Flying cars were given a big assist when New Hampshire Gov. Chris Sununu signed what has been nicknamed the Jetson Bill, along with other transportation-related legislation included in a package passed recently.

The bill package included wording to allow roadable aircraft—often called flying cars—a clear method of state registration, allowing their use on state roads and highways. While roadable aircraft can drive on highways, their purpose is mostly to fly from airport to airport.

“Having two sets of rules (air and ground) for this category of vehicle would put a significant burden on manufacturers and make for a confusing integration of roadable aircraft into the highway system,” said Sam Bousfield, CEO of Samson Sky, a company developing a flying car.

Bousfield’s company is one of three that provided industry input to New Hampshire’s House Transportation Committee. Other stakeholders included Terrafugia, who is currently testing at Nashua, and PAL-V, a Dutch company with a U.S. office at the Manchester-Boston Airport.

As aircraft are already required to have a rigorous annual inspection by an aircraft mechanic, the new law simplifies ground registration of flying cars once registered with the FAA. After the FAA has issued a tail number, commonly called an “N” number, the new law allows the vehicle to be registered with New Hampshire for road use by paying a set fee, requiring no further compliances from the state. Drivers of roadable aircraft are required to adhere to the rules of the road while driving, the same as any other car, truck, bicycle, motorcycle or farm vehicle.

“This is landmark legislation, and places New Hampshire at the leading edge of incorporating roadable aircraft into a state transportation system,” said Bousfield.

The Jetson Bill was sponsored by Rep. Steve Smith (R-Sullivan) and co-sponsored by Sen. David Watters (D-Dover) with bi-partisan support.

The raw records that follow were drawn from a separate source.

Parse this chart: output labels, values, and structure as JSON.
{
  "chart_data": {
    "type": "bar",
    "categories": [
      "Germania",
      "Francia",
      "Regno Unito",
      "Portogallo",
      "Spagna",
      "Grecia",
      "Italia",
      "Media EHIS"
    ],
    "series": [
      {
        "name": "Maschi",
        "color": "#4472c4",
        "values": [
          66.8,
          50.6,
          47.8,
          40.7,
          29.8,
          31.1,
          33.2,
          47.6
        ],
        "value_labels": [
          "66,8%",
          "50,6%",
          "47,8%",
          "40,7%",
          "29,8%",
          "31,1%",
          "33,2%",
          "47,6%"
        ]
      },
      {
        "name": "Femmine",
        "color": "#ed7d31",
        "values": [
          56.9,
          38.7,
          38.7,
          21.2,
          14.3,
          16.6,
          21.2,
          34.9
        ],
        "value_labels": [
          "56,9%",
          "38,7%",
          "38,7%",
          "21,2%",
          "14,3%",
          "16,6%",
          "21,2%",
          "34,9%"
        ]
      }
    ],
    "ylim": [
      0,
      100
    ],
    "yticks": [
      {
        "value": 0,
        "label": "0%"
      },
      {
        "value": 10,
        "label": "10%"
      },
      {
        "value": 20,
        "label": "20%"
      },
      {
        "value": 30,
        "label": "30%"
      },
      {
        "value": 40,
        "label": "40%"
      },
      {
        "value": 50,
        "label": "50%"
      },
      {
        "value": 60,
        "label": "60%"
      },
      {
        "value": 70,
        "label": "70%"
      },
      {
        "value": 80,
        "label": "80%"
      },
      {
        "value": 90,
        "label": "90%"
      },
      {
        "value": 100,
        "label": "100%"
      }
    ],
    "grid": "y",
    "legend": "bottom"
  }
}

The Switchblade flying sports car is classified as a motorcycle by the U.S. Department of Transportation, but the Samson Sky team likes to call it a flying sports car because of its high performance, the company says. The engine is a turbocharged, lightweight, 200-hp liquid-cooled V-4 that is capable of 0-60 mph in 6.5 seconds with a top speed of 125 mph. In the air it is designed to cruise at 160 mph, with a top speed of up to 190 mph and a range of 500 miles.